First up was the massage. I climbed up on the (heated) table and told my therapist I'd had a tough workout. So she concentrated her considerable efforts where I needed them most, upping the pressure when I requested it. The aromatherapy oils she used— I detected lavender, cloves and who knows what else — helped me relax even more, as did the many hot towels she draped across me as she worked. In an hour, Nicole had ironed out shoulder knots and a lower-back ache I'd considered permanent residents of my body.
Normally I like spa treatments that don't involve talking. But when I met the aesthetician who would do my facial, I wanted information. Her skin was simply magnificent — and she's got 20 years on me. Barbara worked for an hour, steaming, cleaning, masking, massaging, assuring me I was really in fine shape, but yes, there were a few little things I could be doing.

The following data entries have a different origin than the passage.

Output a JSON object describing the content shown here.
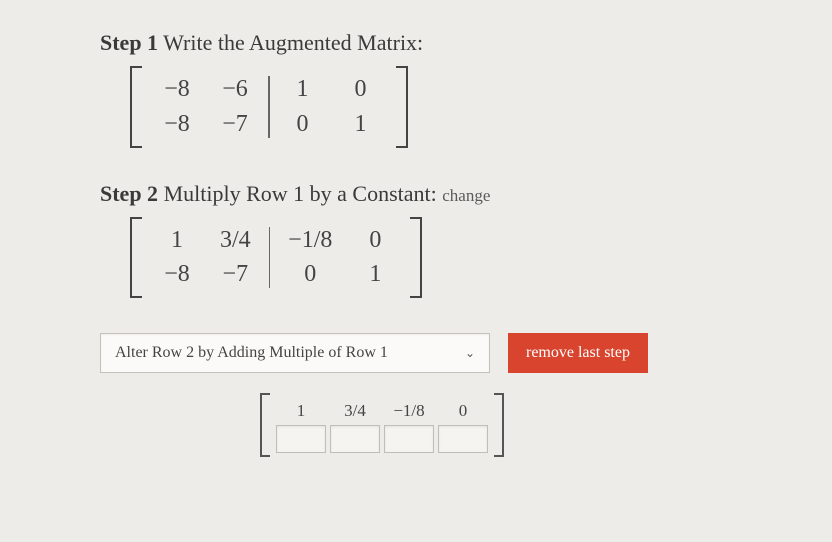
{
  "step1": {
    "label": "Step 1",
    "title": "Write the Augmented Matrix:",
    "matrix": {
      "left": [
        [
          "−8",
          "−6"
        ],
        [
          "−8",
          "−7"
        ]
      ],
      "right": [
        [
          "1",
          "0"
        ],
        [
          "0",
          "1"
        ]
      ]
    }
  },
  "step2": {
    "label": "Step 2",
    "title": "Multiply Row 1 by a Constant:",
    "change": "change",
    "matrix": {
      "left": [
        [
          "1",
          "3/4"
        ],
        [
          "−8",
          "−7"
        ]
      ],
      "right": [
        [
          "−1/8",
          "0"
        ],
        [
          "0",
          "1"
        ]
      ]
    }
  },
  "controls": {
    "dropdown_value": "Alter Row 2 by Adding Multiple of Row 1",
    "remove_label": "remove last step"
  },
  "input_matrix": {
    "row1": [
      "1",
      "3/4",
      "−1/8",
      "0"
    ],
    "row2": [
      "",
      "",
      "",
      ""
    ]
  }
}
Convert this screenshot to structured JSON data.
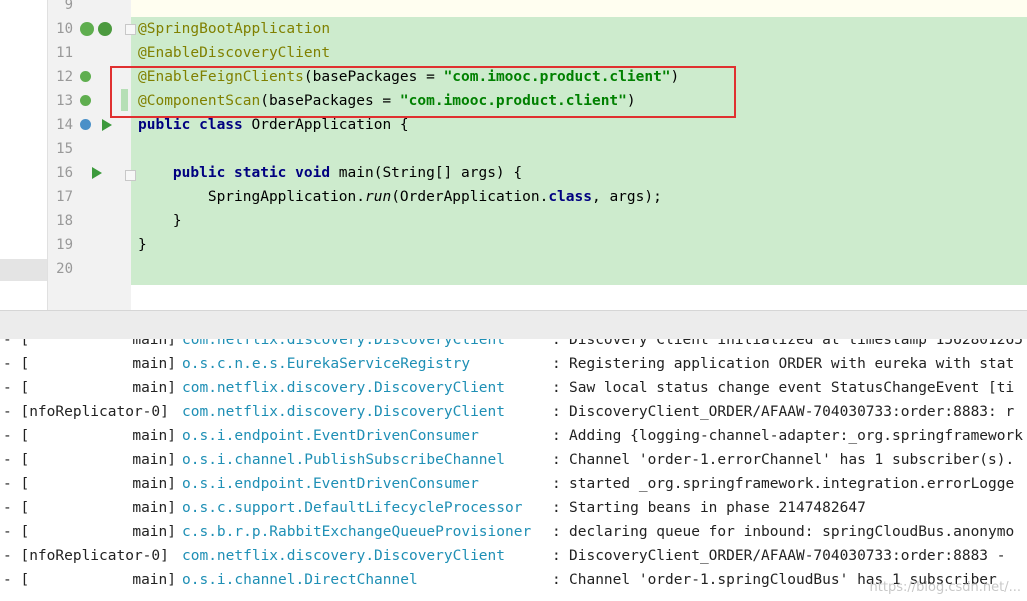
{
  "editor": {
    "line_numbers": [
      "9",
      "10",
      "11",
      "12",
      "13",
      "14",
      "15",
      "16",
      "17",
      "18",
      "19",
      "20"
    ],
    "lines": [
      {
        "parts": [
          {
            "t": "",
            "c": "plain"
          }
        ]
      },
      {
        "parts": [
          {
            "t": "@SpringBootApplication",
            "c": "ann"
          }
        ]
      },
      {
        "parts": [
          {
            "t": "@EnableDiscoveryClient",
            "c": "ann"
          }
        ]
      },
      {
        "parts": [
          {
            "t": "@EnableFeignClients",
            "c": "ann"
          },
          {
            "t": "(basePackages = ",
            "c": "plain"
          },
          {
            "t": "\"com.imooc.product.client\"",
            "c": "str"
          },
          {
            "t": ")",
            "c": "plain"
          }
        ]
      },
      {
        "parts": [
          {
            "t": "@ComponentScan",
            "c": "ann"
          },
          {
            "t": "(basePackages = ",
            "c": "plain"
          },
          {
            "t": "\"com.imooc.product.client\"",
            "c": "str"
          },
          {
            "t": ")",
            "c": "plain"
          }
        ]
      },
      {
        "parts": [
          {
            "t": "public class ",
            "c": "kw"
          },
          {
            "t": "OrderApplication {",
            "c": "plain"
          }
        ]
      },
      {
        "parts": [
          {
            "t": "",
            "c": "plain"
          }
        ]
      },
      {
        "parts": [
          {
            "t": "    ",
            "c": "plain"
          },
          {
            "t": "public static void ",
            "c": "kw"
          },
          {
            "t": "main(String[] args) {",
            "c": "plain"
          }
        ]
      },
      {
        "parts": [
          {
            "t": "        SpringApplication.",
            "c": "plain"
          },
          {
            "t": "run",
            "c": "it"
          },
          {
            "t": "(OrderApplication.",
            "c": "plain"
          },
          {
            "t": "class",
            "c": "kw"
          },
          {
            "t": ", args);",
            "c": "plain"
          }
        ]
      },
      {
        "parts": [
          {
            "t": "    }",
            "c": "plain"
          }
        ]
      },
      {
        "parts": [
          {
            "t": "}",
            "c": "plain"
          }
        ]
      },
      {
        "parts": [
          {
            "t": "",
            "c": "plain"
          }
        ]
      }
    ]
  },
  "console": {
    "rows": [
      {
        "prefix": "- [",
        "thread": "main]",
        "logger": "com.netflix.discovery.DiscoveryClient",
        "msg": "Discovery Client initialized at timestamp 1562801265"
      },
      {
        "prefix": "- [",
        "thread": "main]",
        "logger": "o.s.c.n.e.s.EurekaServiceRegistry",
        "msg": "Registering application ORDER with eureka with stat"
      },
      {
        "prefix": "- [",
        "thread": "main]",
        "logger": "com.netflix.discovery.DiscoveryClient",
        "msg": "Saw local status change event StatusChangeEvent [ti"
      },
      {
        "prefix": "- [nfoReplicator-0]",
        "thread": "",
        "logger": "com.netflix.discovery.DiscoveryClient",
        "msg": "DiscoveryClient_ORDER/AFAAW-704030733:order:8883: r"
      },
      {
        "prefix": "- [",
        "thread": "main]",
        "logger": "o.s.i.endpoint.EventDrivenConsumer",
        "msg": "Adding {logging-channel-adapter:_org.springframework"
      },
      {
        "prefix": "- [",
        "thread": "main]",
        "logger": "o.s.i.channel.PublishSubscribeChannel",
        "msg": "Channel 'order-1.errorChannel' has 1 subscriber(s)."
      },
      {
        "prefix": "- [",
        "thread": "main]",
        "logger": "o.s.i.endpoint.EventDrivenConsumer",
        "msg": "started _org.springframework.integration.errorLogge"
      },
      {
        "prefix": "- [",
        "thread": "main]",
        "logger": "o.s.c.support.DefaultLifecycleProcessor",
        "msg": "Starting beans in phase 2147482647"
      },
      {
        "prefix": "- [",
        "thread": "main]",
        "logger": "c.s.b.r.p.RabbitExchangeQueueProvisioner",
        "msg": "declaring queue for inbound: springCloudBus.anonymo"
      },
      {
        "prefix": "- [nfoReplicator-0]",
        "thread": "",
        "logger": "com.netflix.discovery.DiscoveryClient",
        "msg": "DiscoveryClient_ORDER/AFAAW-704030733:order:8883 -"
      },
      {
        "prefix": "- [",
        "thread": "main]",
        "logger": "o.s.i.channel.DirectChannel",
        "msg": "Channel 'order-1.springCloudBus' has 1 subscriber"
      }
    ],
    "separator": ":"
  },
  "watermark": "https://blog.csdn.net/..."
}
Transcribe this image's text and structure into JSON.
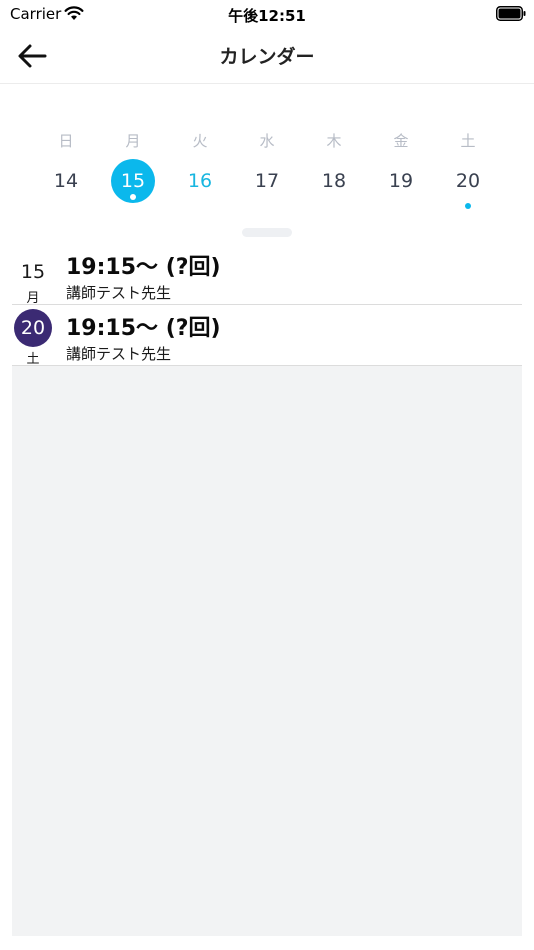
{
  "status_bar": {
    "carrier": "Carrier",
    "time": "午後12:51"
  },
  "nav": {
    "title": "カレンダー"
  },
  "week": {
    "weekday_labels": [
      "日",
      "月",
      "火",
      "水",
      "木",
      "金",
      "土"
    ],
    "days": [
      "14",
      "15",
      "16",
      "17",
      "18",
      "19",
      "20"
    ],
    "selected_index": 1,
    "today_index": 2,
    "event_indices": [
      1,
      6
    ]
  },
  "agenda": [
    {
      "day": "15",
      "weekday": "月",
      "time": "19:15〜 (?回)",
      "teacher": "講師テスト先生",
      "highlighted": false
    },
    {
      "day": "20",
      "weekday": "土",
      "time": "19:15〜 (?回)",
      "teacher": "講師テスト先生",
      "highlighted": true
    }
  ],
  "colors": {
    "accent": "#0bb8ec",
    "today_text": "#18b6e0",
    "highlight_date": "#3b2a73",
    "agenda_background": "#f2f3f4"
  }
}
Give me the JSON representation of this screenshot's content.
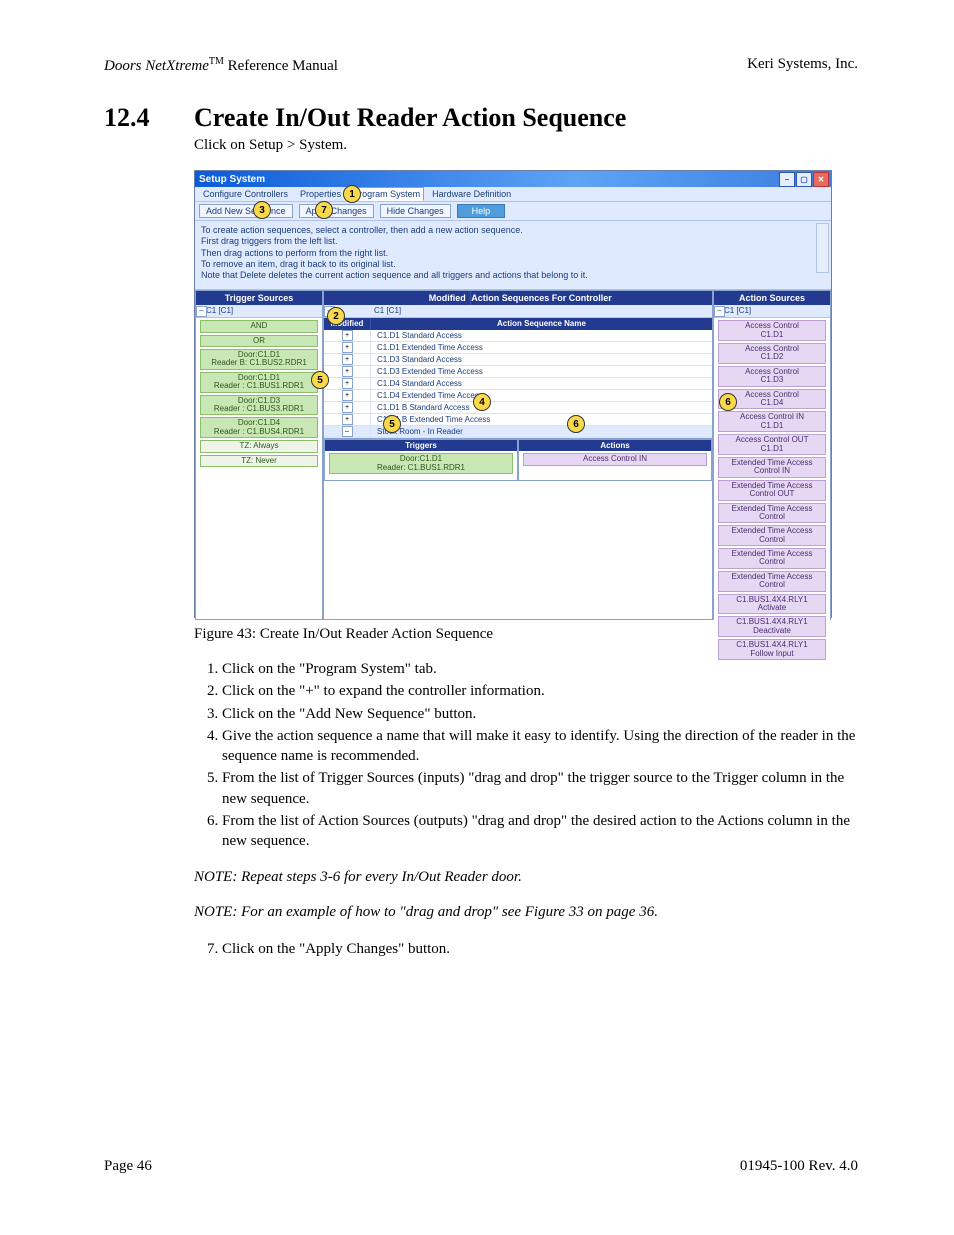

Skin plumped and glowing, it was off to a manicure in the salon, which had the atmosphere of a slumber party. We'd landed in the midst of a half-dozen local women getting gorgeous for a big night out, and their festive mood was infectious. The half-day ended with a makeup lesson. Our teachers were paragons of patience, as two women peered over the shoulder of a friend, declaring that no, that eye shadow shade just wasn't doing quite what it should. (To my surprise, there was no pressure to buy products; what the therapists recommend is discreetly placed in a basket at the front desk, where you are free to ignore it or splurge madly.)
Our only complaint was that we tried to cram too much into our half-day. We got off schedule when some of our services ran a bit overtime, and couldn't have the leisurely poolside lunch or soak in the tempting spa tub we'd hoped for. Lesson learned for our next visit.